Recently, one woman came to me at the age of 42. After years of IVF treatment, she had finally conceived for the first time. Yet, when she found out she was carrying twins she wanted to have one aborted.

The situation is much the same in the United States.  Pro-choicers like to perpetuate the myth that late term abortions are only done for the direst of reasons, such as a horrible deformity of the baby or a risk to the woman’s health. But nothing could be further from the truth.

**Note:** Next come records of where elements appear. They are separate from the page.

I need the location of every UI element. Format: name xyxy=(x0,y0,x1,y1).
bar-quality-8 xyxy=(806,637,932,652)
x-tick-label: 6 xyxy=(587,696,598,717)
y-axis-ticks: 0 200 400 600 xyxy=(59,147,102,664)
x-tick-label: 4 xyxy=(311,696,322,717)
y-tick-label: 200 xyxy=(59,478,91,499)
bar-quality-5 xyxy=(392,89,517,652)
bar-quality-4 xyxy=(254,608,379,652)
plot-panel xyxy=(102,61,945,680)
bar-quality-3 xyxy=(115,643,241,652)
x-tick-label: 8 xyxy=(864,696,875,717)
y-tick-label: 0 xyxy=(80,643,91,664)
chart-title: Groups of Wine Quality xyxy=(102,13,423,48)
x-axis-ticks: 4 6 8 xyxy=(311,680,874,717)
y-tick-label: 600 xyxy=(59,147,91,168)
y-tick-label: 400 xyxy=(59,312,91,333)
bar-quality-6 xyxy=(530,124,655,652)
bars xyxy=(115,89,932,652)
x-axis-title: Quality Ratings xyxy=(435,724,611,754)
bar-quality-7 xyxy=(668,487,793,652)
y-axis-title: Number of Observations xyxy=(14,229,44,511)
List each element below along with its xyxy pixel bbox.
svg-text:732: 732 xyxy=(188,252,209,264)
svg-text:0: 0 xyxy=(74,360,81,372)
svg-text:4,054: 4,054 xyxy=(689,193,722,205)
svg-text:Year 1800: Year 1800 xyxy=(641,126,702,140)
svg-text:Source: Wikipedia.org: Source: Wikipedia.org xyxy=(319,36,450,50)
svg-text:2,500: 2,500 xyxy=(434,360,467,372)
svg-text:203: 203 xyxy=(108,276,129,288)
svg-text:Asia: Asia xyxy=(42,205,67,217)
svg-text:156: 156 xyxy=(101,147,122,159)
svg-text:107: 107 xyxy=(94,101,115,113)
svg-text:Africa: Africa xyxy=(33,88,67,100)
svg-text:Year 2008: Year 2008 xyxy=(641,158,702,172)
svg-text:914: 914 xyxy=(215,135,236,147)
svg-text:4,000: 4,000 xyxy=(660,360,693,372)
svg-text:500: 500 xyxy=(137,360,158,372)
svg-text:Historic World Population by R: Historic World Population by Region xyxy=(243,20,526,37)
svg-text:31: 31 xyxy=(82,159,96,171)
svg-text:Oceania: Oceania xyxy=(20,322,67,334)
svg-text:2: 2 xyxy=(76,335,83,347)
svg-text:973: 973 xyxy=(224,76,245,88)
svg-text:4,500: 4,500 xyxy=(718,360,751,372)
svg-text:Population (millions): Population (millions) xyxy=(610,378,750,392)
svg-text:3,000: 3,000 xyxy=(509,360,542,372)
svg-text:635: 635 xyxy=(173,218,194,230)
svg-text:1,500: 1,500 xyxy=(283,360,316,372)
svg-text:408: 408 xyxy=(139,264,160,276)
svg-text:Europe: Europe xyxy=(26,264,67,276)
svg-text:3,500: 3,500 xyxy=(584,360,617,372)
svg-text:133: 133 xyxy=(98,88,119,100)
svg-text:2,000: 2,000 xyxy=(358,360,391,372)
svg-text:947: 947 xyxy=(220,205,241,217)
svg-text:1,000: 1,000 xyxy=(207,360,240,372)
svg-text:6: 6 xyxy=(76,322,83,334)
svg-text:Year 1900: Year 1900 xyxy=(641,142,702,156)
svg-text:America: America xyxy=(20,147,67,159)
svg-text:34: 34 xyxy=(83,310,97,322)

In fact, a 2013 study from the pro-abortion Guttmacher Institute called “Who Seeks Abortions at or After 20 Weeks?” found that the majority of the women seeking late term abortions do so for non-medical reasons. The life and health of the mother are not in jeopardy and the preborn child has not been diagnosed with a fetal anomaly. Women in the study fit at least one of five profiles: They were raising children alone, were depressed or using illicit substances, they were in conflict with a male partner or experiencing domestic violence, they had trouble deciding on and accessing abortion, or they were young and nulliparous.

Late term abortions are so gruesome that even an abortion provider with 30 years of experience balks at performing them. The dismemberment D&E procedure, in particular, is so horrifying and violent that it repulses even hardened abortionists.

Editor’s Note 2/24/19: This article was updated with new study information regarding the reasons why women have late term abortions.